To help prevent serious head injuries, follow a few simple rules:

·        Always use car safety belts and car seats while driving.

·        Never leave your infant alone on a raised surface.

·        Don’t use baby walkers.

·        Use gates at the tops and bottoms of stairs.

·        Always use bike helmets for your child and yourselves; also use for any wheeled recreational item (roller blades, skateboards, scooters).

·        Use ski helmets for skiing and snowboarding.

·        Use car seats for young children on airplanes.

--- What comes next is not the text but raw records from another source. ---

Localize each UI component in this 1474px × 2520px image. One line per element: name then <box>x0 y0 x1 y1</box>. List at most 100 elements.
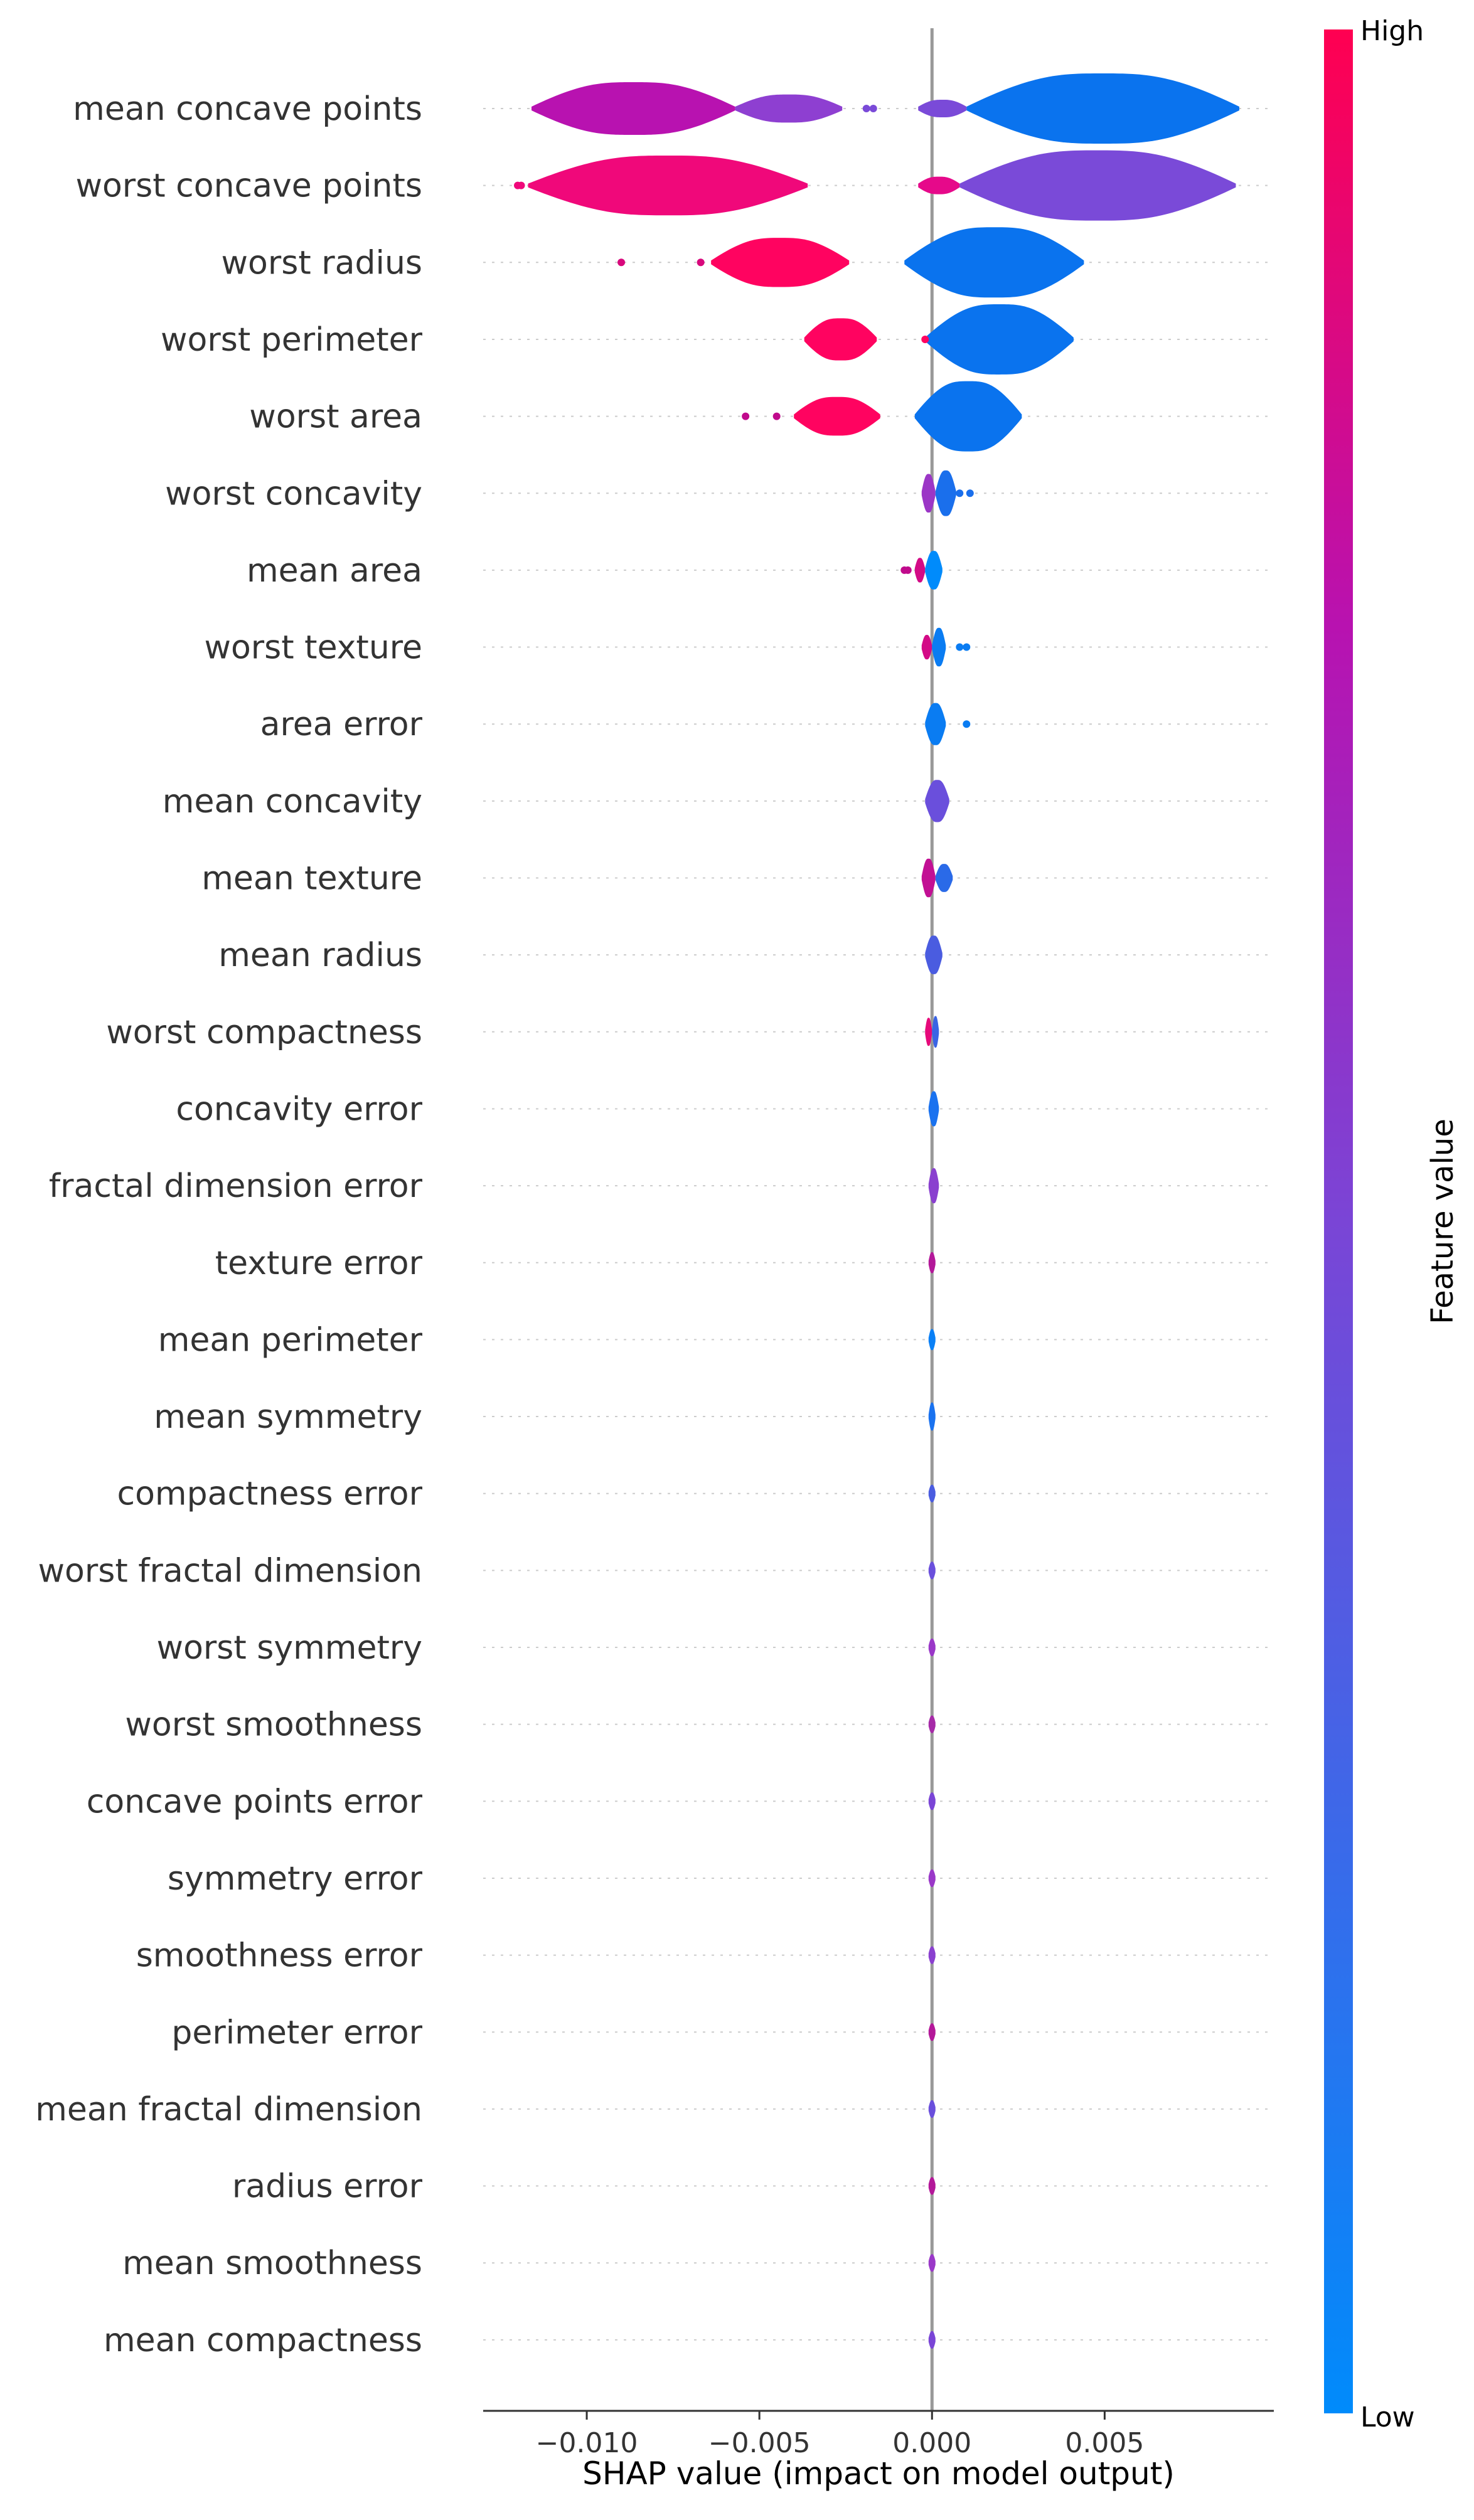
colorbar <box>1324 29 1353 2413</box>
violin-segment-worst-radius-1 <box>904 227 1084 298</box>
violin-segment-mean-compactness-0 <box>928 2331 936 2349</box>
feature-label-worst-compactness: worst compactness <box>106 1014 422 1051</box>
violin-segment-mean-smoothness-0 <box>928 2254 936 2272</box>
violin-segment-worst-texture-0 <box>921 634 932 660</box>
feature-label-compactness-error: compactness error <box>117 1475 423 1513</box>
x-axis-ticks: −0.010 −0.005 0.000 0.005 <box>536 2411 1144 2459</box>
feature-label-worst-perimeter: worst perimeter <box>161 321 423 359</box>
violin-mean-perimeter <box>928 1329 936 1351</box>
violin-worst-radius <box>617 227 1084 298</box>
outlier-point-worst-area-1 <box>772 412 781 420</box>
violin-segment-mean-concave-points-0 <box>531 82 735 135</box>
violin-segment-mean-perimeter-0 <box>928 1329 936 1351</box>
violin-segment-mean-texture-1 <box>935 864 953 892</box>
outlier-point-worst-texture-1 <box>963 643 971 651</box>
violin-mean-smoothness <box>928 2254 936 2272</box>
violin-mean-area <box>900 551 943 590</box>
outlier-point-worst-radius-1 <box>697 258 705 267</box>
violin-concavity-error <box>928 1091 939 1127</box>
violin-segment-mean-concavity-0 <box>925 780 949 822</box>
feature-label-mean-area: mean area <box>247 552 422 590</box>
violin-segment-fractal-dimension-error-0 <box>928 1168 939 1204</box>
feature-labels: mean concave points worst concave points w… <box>35 90 422 2359</box>
violin-segment-worst-smoothness-0 <box>928 1715 936 1733</box>
violin-worst-perimeter <box>804 304 1074 375</box>
feature-label-area-error: area error <box>260 706 423 743</box>
outlier-point-mean-concave-points-1 <box>869 105 877 112</box>
violin-fractal-dimension-error <box>928 1168 939 1204</box>
violin-segment-worst-perimeter-1 <box>925 304 1074 375</box>
violin-smoothness-error <box>928 1946 936 1964</box>
feature-label-mean-compactness: mean compactness <box>104 2322 422 2359</box>
violin-segment-worst-area-1 <box>914 381 1022 452</box>
violin-segment-worst-fractal-dimension-0 <box>928 1561 936 1580</box>
violin-texture-error <box>928 1252 936 1273</box>
feature-label-mean-fractal-dimension: mean fractal dimension <box>35 2091 422 2129</box>
x-axis-title: SHAP value (impact on model output) <box>582 2455 1175 2492</box>
violin-mean-symmetry <box>928 1402 936 1431</box>
colorbar-high-label: High <box>1360 15 1424 47</box>
violin-segment-concavity-error-0 <box>928 1091 939 1127</box>
violin-worst-smoothness <box>928 1715 936 1733</box>
violin-segment-mean-symmetry-0 <box>928 1402 936 1431</box>
feature-label-worst-fractal-dimension: worst fractal dimension <box>38 1552 422 1590</box>
feature-label-mean-smoothness: mean smoothness <box>122 2245 422 2282</box>
violin-segment-worst-area-0 <box>794 396 880 436</box>
violin-mean-concavity <box>925 780 949 822</box>
feature-label-mean-perimeter: mean perimeter <box>158 1321 423 1359</box>
feature-label-mean-concavity: mean concavity <box>163 783 422 821</box>
outlier-point-worst-area-0 <box>742 412 750 420</box>
outlier-point-mean-concave-points-0 <box>862 105 870 112</box>
violin-segment-mean-area-0 <box>914 558 926 583</box>
violin-segment-worst-perimeter-0 <box>804 318 877 361</box>
violin-segment-smoothness-error-0 <box>928 1946 936 1964</box>
feature-label-worst-texture: worst texture <box>204 629 422 667</box>
violin-worst-symmetry <box>928 1639 936 1656</box>
violin-segment-worst-concave-points-2 <box>959 150 1236 221</box>
violin-segment-symmetry-error-0 <box>928 1869 936 1887</box>
violin-worst-area <box>742 381 1022 452</box>
outlier-point-worst-concavity-0 <box>956 489 964 497</box>
violin-segment-mean-concave-points-2 <box>918 100 967 117</box>
violin-segment-mean-area-1 <box>925 551 943 590</box>
feature-label-mean-radius: mean radius <box>218 937 422 974</box>
violin-worst-texture <box>921 627 971 667</box>
violin-mean-concave-points <box>531 73 1239 144</box>
violin-symmetry-error <box>928 1869 936 1887</box>
violin-area-error <box>925 703 971 745</box>
x-tick-label: −0.005 <box>708 2427 811 2459</box>
outlier-point-worst-concave-points-1 <box>517 181 525 189</box>
violin-mean-texture <box>921 858 953 898</box>
violin-segment-concave-points-error-0 <box>928 1792 936 1810</box>
x-tick-label: −0.010 <box>536 2427 638 2459</box>
feature-label-perimeter-error: perimeter error <box>171 2014 422 2051</box>
violin-mean-compactness <box>928 2331 936 2349</box>
feature-label-mean-texture: mean texture <box>201 860 422 898</box>
violin-segment-worst-symmetry-0 <box>928 1639 936 1656</box>
feature-label-worst-area: worst area <box>249 398 422 436</box>
violin-segment-worst-radius-0 <box>711 238 850 287</box>
feature-label-concave-points-error: concave points error <box>87 1783 423 1821</box>
violin-segment-worst-compactness-0 <box>925 1018 932 1046</box>
feature-label-worst-concave-points: worst concave points <box>75 167 422 205</box>
violin-segment-texture-error-0 <box>928 1252 936 1273</box>
outlier-point-worst-radius-0 <box>617 258 626 267</box>
outlier-point-mean-area-1 <box>904 566 912 574</box>
violin-mean-radius <box>925 935 943 974</box>
feature-label-symmetry-error: symmetry error <box>168 1860 423 1898</box>
violin-worst-concavity <box>921 470 974 516</box>
feature-label-texture-error: texture error <box>215 1245 423 1282</box>
feature-label-worst-symmetry: worst symmetry <box>157 1629 422 1667</box>
violin-segment-worst-compactness-1 <box>932 1016 939 1048</box>
violin-segment-mean-concave-points-1 <box>735 94 843 123</box>
violin-segment-area-error-0 <box>925 703 946 745</box>
feature-label-radius-error: radius error <box>232 2168 423 2206</box>
feature-label-mean-concave-points: mean concave points <box>73 90 422 128</box>
violin-plot-area <box>514 73 1239 2349</box>
feature-label-concavity-error: concavity error <box>176 1090 422 1128</box>
violin-segment-worst-concavity-1 <box>935 470 956 516</box>
feature-label-worst-concavity: worst concavity <box>165 475 422 513</box>
outlier-point-worst-concavity-1 <box>966 489 974 497</box>
violin-perimeter-error <box>928 2023 936 2041</box>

·        Use helmets for certain sports; and encourage leagues to require helmets if they don’t already.

 

PREVENTING SPORTS INJURIES

 

In addition to head injuries, there are other injuries that occur in sports and are often preventable.  Remind your child that it’s important not to begin strenuous exercise without a good warm-up.  Even though children do not need as long as adults to get into shape, it does take time.  They should stretch with supervision before each work out. Hopefully this will minimize the risks of strains and sprains.

 

As mentioned in the previous article, helmets can prevent many head injuries in sports. Some sports and leagues do require helmets (baseball, hockey, boys lacrosse); others do not (and perhaps should, i.e. girls lacrosse).  Other protective gear includes polycarbonate sports goggles, chest protectors for catchers in baseball and softball (and may be considered for batting), shin guards for soccer, mouth guards, athletic supporters/groin cups for males and proper padding and protectors for football.

 

Your child should also know and follow the rules of the sport(s) they are playing, use athletic equipment properly, avoid playing when very tired or in pain, drink adequate water/fluids to prevent dehydration and use sunscreen for outdoor sports. Your child should also have a yearly/preseason physical.